New Mexico ranchers' use of technology to track wolves debated

Only 39 Mexican wolves remain in the wild after several poaching incidents.

Conservation groups are asking the USFWS to retrieve telemetry equipment from ranchers and change the frequencies of the radio collars on the wolves so that people with receivers cannot find wolves and kill them. They argue, correctly in my estimation, that the radio frequencies are compromised.

New Mexico ranchers’ use of technology to track wolves debated
El Paso Times

10 thoughts on “New Mexico ranchers' use of technology to track wolves debated

  1. “The Fish and Wildlife Service provided the receivers at the beginning of the program ‘to elicit support’ and give ranchers a method of depredation control, Buckley said.”

    USFWS’s spokesperson Buckley simply re-writes history in this statement.
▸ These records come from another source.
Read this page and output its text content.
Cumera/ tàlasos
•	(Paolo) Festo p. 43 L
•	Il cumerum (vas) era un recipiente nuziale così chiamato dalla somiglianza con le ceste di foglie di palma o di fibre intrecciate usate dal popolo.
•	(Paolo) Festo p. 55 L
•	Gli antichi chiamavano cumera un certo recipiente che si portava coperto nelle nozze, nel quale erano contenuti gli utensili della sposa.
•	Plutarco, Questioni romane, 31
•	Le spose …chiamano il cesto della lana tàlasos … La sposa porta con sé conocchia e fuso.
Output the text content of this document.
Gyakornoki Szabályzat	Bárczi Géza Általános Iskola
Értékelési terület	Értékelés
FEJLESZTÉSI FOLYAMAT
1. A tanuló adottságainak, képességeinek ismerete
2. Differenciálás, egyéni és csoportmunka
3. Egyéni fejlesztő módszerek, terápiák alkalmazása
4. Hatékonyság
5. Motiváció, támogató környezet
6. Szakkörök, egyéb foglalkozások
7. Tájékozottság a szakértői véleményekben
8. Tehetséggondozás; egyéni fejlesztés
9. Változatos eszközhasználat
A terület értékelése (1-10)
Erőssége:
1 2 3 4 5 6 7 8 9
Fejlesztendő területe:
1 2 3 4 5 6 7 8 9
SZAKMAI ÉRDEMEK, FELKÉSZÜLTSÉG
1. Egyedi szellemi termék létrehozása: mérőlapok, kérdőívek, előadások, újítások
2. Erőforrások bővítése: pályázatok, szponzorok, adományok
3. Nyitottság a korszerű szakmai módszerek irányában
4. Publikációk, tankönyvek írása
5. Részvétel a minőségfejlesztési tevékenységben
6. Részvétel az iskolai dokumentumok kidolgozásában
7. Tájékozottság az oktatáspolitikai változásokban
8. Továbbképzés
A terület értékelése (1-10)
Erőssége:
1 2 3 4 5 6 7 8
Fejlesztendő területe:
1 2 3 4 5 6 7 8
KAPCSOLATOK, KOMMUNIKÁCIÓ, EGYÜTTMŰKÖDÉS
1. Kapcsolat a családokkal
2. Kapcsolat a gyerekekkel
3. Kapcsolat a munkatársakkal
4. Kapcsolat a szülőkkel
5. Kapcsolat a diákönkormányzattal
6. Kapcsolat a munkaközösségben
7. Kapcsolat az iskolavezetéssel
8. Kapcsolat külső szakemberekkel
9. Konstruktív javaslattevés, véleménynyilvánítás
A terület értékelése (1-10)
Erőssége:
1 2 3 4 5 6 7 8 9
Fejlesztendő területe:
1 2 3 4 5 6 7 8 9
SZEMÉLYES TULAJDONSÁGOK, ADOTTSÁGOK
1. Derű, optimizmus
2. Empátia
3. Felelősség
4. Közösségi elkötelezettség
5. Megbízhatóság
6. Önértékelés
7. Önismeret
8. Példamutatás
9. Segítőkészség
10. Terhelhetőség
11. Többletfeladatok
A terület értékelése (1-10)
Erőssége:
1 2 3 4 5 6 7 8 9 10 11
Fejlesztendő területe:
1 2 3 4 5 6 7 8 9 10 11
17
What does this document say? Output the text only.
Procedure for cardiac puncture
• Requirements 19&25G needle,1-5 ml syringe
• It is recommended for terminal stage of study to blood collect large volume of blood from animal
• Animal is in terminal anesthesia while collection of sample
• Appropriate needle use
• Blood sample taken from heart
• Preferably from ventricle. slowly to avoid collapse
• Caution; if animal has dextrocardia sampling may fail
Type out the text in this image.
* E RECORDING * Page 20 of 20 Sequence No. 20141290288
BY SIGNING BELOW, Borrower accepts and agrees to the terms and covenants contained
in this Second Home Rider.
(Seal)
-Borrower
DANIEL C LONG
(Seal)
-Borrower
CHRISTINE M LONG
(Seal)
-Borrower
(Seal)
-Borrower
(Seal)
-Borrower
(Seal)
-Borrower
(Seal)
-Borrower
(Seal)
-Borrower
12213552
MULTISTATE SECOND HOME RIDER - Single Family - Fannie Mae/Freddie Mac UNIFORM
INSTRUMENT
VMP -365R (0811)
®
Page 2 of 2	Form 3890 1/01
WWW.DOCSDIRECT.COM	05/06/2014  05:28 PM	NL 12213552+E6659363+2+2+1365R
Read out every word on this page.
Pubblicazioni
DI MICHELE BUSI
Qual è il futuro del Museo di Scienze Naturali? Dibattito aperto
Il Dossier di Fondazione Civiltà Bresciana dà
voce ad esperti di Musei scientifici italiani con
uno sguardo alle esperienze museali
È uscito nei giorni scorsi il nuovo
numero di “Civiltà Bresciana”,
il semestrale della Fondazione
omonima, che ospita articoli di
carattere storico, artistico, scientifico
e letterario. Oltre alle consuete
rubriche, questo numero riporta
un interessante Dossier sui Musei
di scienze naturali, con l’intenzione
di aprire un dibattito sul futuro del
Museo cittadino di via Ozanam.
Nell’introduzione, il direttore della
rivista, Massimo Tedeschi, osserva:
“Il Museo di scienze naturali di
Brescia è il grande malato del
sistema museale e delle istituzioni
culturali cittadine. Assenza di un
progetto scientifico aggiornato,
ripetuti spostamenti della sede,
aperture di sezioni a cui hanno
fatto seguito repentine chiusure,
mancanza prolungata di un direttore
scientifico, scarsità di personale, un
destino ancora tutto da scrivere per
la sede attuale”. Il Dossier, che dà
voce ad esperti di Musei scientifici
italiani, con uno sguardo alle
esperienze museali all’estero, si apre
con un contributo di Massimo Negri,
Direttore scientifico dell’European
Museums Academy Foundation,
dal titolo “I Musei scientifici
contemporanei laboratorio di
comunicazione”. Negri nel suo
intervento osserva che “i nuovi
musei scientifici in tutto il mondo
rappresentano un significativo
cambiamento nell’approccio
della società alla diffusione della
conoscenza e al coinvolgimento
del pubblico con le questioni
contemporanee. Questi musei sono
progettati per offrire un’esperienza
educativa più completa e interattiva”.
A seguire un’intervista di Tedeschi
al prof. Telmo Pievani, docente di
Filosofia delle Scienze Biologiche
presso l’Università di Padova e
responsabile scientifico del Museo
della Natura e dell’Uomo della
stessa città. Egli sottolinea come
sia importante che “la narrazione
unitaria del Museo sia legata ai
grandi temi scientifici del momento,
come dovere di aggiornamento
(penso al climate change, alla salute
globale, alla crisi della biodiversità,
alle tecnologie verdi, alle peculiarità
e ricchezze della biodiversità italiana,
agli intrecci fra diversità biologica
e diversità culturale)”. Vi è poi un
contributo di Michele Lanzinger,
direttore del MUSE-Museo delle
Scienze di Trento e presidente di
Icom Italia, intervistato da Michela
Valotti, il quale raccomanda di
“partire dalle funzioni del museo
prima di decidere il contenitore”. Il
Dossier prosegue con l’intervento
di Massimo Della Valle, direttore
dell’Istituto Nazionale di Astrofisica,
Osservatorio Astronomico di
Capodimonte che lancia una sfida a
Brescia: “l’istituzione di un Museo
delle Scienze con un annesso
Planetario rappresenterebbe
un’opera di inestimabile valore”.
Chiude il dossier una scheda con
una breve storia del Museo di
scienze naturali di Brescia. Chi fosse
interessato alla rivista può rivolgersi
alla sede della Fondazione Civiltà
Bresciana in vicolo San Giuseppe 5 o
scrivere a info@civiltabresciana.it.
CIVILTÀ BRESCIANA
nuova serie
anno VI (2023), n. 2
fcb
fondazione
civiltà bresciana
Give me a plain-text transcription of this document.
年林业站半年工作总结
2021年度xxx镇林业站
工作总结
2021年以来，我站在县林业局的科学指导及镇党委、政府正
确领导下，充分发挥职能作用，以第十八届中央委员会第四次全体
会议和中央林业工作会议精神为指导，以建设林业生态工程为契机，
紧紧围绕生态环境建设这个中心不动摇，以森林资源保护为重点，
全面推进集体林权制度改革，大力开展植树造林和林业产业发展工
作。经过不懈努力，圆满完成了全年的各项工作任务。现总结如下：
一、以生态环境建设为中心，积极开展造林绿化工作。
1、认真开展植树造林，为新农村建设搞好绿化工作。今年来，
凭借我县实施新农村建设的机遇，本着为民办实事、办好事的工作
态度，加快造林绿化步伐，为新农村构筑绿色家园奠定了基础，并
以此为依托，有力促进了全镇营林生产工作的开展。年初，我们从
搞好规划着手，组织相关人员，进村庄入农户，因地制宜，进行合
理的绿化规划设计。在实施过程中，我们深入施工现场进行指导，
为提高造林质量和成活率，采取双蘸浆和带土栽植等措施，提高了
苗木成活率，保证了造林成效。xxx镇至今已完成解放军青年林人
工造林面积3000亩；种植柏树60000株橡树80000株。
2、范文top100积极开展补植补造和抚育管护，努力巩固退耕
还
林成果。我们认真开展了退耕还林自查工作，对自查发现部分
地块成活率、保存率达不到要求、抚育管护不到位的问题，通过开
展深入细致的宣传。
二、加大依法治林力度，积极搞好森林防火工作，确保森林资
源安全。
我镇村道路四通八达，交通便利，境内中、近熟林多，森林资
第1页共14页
The Service did NOT lend out receivers “at the beginning of the program,” as Buckley states, but only began doing so after the retirement of the original Mexican wolf recovery coordinator, David R. Parsons, in the fall of 1999. It is unclear at this point exactly who originated this idea of receiver loans to local livestock permittees.

    As for “eliciting support” for the program, that has worked about as well as has removing wolf pairs for as few as three livestock depredations, the evidence being repeated, unsuccessful legal actions attempting to stop the program by livestock growers and their allies.

  2. With only about 38 Mexican wolves remaining in the wild and 3 killings this summer, it seems insane for the FWS to allow radio receivers that could help even one lobo hater to track and kill a wolf in the hands of anyone who doesn’t work for them. Mexicanwolves.org has a good action alert up for those who want to urge their members of Congress to lean on the FWS to take these receivers back and make other needed changes.

  3. Amazing that USFWS would lose track of 4 telemetry receivers. How could that happen?

  4. Radio receivers belong only in the hands of the field team. Livestock producers can be alerted by other means if wolves are in the area. A number of those issued receivers are knows to hate wolves. Thirty-five wolves are known to have been killed illegally, while an additional 46 wolves have disappeared, many under suspicious circumstances. Retrieving programmed government telemetry receivers and changing the frequencies will make the wolves less vulnerable. After all, the Fish and Wildlife Service identifies illegal killings as a major problem affecting the success of the program. Economic considerations should not trump ecologically sound decision. Wolves are important to our ecosystems; livestock are not.

  5. Too many collared animals have been killed for this to be considered a coincidence. We hope the USFWS is conducting a full investigation of the killings that have happened this summer, starting with the folks with access to the radio frequencies and telemetry equipment. USFWS needs to get those receivers back NOW and change the frequencies of the collared wolves. The collars are bad enough for lots of reasons, but now they seem to come with a death sentence.

  6. its time to uncollar all wolves and let mother nature only know just how many there and where they might be – the mystery.

  7. Thank you Ken for helping to shed light on this critical issue. No one other than scientists should be able to track the movement of these animals, and the number of wolves that are known to have been killed or have disappeared under mysterious circumstances speaks for itself! It’s high time to address this problem and get the Mexican Wolf Recovery program back on track. The more people understand about the important function wolves and other top predators play in nature, and the threats to their survival, the more positive pressure we can exert on agencies to be good stewards!

  8. it may be virtually impossible to to stop tracking even if all the telemetry units are rounded up. speaking from experience many uhf and vhf digital scanners can be programed to cover the freq’s that are used by radio collar producers. a simple 4 element directional receiving antenna (aka beam antenna) can be assembled within just a few minutes. once the desired signal is found it is simply a matter of recording it for future reference and then begin tracking the signal. any armature radio operator that works the higher frequency bands can and will point out that receiving a signal is not illegal, as long as you don’t transmit your in the clear. and possessing a scanner is legal as well.
    for several hundred dollars you can track anything the fws has put a coller on

    1. How many ranchers are really going to put together a directional antenna? Seems a bit far-fetched. And furthermore, the USFS could issue a special order making it illegal to possess radio tracking equipment (i.e. directional antenna of the relevant wavelength) on National Forest lands except in an official capacity. (Not to imply that the Forest Service really cares if anyone shoots a wolf.)